Phone hotlines often had messages only in English or did not explain how to request interpreter services. Many programs seemed to be designed on assumptions that users would have the time and privacy to call during the workday and be able to stay on hold during lengthy waits. While English speakers could sometimes request call-backs, this option was rarely offered in other languages. 

Translated information about COVID-19 and protective measures has become more widely available in many languages in recent months. But new problems have arisen.

Virtual care has become an essential part of medicine, but telehealth services often don’t have language access interfaces. And it can be almost impossible for people with limited English to get help for basic needs that have become so dire during the pandemic, such as food, housing, income assistance, unemployment benefits, child care, schooling and mental health.

Urgent stories abound

Reporting and analyses by journalists can call attention to very real harms caused by language barriers and help promote needed changes at the community level, where most care is delivered, and in state and federal policies.

There are powerful stories in the experiences of patients, families, and health workers; in data about language needs and services; and in the challenges of unearthing such data. In addition to hospitals, community clinics and public health departments, reporters should reach out to health and health care advocacy groups, immigrant organizations, and language services associations. 

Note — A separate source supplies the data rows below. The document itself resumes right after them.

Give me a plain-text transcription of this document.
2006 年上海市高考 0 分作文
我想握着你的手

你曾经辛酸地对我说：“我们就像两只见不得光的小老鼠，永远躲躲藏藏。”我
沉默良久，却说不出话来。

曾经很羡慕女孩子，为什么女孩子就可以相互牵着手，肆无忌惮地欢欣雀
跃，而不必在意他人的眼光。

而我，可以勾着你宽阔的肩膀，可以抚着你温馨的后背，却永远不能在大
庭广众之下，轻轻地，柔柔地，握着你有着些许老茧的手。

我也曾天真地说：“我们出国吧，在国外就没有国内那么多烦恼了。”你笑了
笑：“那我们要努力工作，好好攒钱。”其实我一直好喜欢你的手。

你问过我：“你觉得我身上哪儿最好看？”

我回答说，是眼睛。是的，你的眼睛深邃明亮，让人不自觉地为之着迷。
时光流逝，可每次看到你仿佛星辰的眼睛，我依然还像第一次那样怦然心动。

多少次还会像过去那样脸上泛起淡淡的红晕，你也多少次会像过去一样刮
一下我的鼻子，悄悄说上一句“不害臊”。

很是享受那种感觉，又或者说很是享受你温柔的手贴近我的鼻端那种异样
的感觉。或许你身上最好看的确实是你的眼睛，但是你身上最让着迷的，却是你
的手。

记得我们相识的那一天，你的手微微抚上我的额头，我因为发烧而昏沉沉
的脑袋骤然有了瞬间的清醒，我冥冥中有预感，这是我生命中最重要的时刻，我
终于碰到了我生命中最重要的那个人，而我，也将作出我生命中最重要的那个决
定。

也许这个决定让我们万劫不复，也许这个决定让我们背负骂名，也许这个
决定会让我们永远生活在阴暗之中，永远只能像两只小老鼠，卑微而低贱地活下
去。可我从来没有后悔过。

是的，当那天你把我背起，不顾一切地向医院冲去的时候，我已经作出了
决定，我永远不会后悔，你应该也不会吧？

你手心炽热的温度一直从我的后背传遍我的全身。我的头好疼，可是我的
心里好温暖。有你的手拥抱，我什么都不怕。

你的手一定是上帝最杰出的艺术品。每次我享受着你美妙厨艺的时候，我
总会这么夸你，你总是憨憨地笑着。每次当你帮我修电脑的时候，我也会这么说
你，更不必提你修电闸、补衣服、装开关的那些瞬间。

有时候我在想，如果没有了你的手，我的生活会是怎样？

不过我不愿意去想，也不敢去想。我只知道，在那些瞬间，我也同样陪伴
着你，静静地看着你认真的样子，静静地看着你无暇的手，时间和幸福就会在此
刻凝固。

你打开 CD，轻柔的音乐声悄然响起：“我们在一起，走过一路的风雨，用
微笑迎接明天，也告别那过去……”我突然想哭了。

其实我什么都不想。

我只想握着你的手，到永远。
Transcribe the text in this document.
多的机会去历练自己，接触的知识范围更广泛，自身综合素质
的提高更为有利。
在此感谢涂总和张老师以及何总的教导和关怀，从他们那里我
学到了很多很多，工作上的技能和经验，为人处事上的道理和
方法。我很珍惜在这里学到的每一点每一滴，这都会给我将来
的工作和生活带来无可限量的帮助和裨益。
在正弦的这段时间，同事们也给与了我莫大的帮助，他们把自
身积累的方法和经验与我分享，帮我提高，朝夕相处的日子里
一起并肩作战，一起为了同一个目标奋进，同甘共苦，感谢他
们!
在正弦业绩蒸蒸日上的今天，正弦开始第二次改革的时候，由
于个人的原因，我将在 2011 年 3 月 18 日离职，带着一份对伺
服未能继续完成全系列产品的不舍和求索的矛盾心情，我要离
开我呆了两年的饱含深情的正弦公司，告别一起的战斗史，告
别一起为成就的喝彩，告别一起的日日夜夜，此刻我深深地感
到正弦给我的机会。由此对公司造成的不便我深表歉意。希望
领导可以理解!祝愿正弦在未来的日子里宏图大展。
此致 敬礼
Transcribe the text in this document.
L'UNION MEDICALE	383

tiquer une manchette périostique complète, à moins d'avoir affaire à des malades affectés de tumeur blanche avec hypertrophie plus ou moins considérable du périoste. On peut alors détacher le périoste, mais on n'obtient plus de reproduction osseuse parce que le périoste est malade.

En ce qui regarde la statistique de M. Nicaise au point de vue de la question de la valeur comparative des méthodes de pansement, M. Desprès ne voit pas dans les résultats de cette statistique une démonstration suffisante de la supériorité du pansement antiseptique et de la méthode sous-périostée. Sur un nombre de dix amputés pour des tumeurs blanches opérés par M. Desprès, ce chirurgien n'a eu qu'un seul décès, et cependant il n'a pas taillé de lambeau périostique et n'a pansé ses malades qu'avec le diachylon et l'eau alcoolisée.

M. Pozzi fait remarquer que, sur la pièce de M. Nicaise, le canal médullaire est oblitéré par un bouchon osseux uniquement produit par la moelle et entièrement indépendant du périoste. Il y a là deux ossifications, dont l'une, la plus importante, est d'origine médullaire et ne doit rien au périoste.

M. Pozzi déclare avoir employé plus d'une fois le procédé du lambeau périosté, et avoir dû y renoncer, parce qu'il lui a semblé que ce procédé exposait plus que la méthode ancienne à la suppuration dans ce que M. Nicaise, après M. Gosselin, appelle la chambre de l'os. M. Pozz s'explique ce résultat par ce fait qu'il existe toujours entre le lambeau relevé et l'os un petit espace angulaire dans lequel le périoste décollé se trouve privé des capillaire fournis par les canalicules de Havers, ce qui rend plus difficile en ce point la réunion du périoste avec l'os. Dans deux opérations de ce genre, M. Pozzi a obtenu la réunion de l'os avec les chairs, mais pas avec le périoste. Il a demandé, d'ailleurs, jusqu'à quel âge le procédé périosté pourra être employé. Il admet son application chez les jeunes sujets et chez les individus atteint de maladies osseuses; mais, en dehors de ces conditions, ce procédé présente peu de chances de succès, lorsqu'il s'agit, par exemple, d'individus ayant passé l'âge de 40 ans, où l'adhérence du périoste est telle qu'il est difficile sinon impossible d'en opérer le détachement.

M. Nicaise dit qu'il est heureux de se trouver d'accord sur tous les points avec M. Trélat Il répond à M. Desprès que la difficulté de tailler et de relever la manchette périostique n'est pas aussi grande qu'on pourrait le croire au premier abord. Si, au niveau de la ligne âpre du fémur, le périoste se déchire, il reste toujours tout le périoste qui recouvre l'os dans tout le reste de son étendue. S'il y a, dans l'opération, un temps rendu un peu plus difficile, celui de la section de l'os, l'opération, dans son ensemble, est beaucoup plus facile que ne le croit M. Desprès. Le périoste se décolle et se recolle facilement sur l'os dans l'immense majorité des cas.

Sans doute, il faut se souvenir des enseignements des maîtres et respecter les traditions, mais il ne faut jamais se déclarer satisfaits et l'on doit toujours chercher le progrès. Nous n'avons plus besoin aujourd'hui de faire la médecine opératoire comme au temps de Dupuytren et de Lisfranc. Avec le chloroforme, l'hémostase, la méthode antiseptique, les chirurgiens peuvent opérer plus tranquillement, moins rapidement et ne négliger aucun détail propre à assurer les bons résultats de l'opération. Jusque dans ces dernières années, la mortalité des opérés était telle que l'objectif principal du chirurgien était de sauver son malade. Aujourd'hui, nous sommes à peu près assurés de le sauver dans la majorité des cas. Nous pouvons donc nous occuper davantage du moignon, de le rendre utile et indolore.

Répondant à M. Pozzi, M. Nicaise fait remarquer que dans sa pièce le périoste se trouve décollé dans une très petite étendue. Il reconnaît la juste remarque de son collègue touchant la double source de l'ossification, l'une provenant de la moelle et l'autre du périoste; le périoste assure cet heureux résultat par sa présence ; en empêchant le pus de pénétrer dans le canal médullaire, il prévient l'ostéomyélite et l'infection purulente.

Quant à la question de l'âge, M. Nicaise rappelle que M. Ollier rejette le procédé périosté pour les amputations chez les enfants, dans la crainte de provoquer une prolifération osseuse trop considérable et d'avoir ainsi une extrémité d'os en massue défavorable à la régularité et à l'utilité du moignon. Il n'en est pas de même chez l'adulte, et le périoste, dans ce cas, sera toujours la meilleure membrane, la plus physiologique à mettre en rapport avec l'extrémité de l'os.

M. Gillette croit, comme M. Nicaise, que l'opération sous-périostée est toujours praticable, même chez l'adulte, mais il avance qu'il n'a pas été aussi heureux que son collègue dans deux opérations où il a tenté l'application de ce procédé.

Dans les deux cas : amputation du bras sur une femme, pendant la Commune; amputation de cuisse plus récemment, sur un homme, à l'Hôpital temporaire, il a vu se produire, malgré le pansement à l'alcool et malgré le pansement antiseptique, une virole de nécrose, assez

Journalists can also look at policies in the few states that have taken notable steps. Massachusetts requires and monitors competent interpreter services at hospitals. California requires coverage of interpreter services by commercial insurers. Some states have equity offices within their  health agencies, and  Hawaii and New York have created state-level language access programs with cross-agency coordination. 

This kind of pandemic reporting can help spur the action so urgently needed to ensure that high-quality language services become a routine part of health care and a lifesaving strategy in the fight against COVID-19.

Joana Ramos is a health policy consultant and a founding member of the Washington State Coalition for Language Access.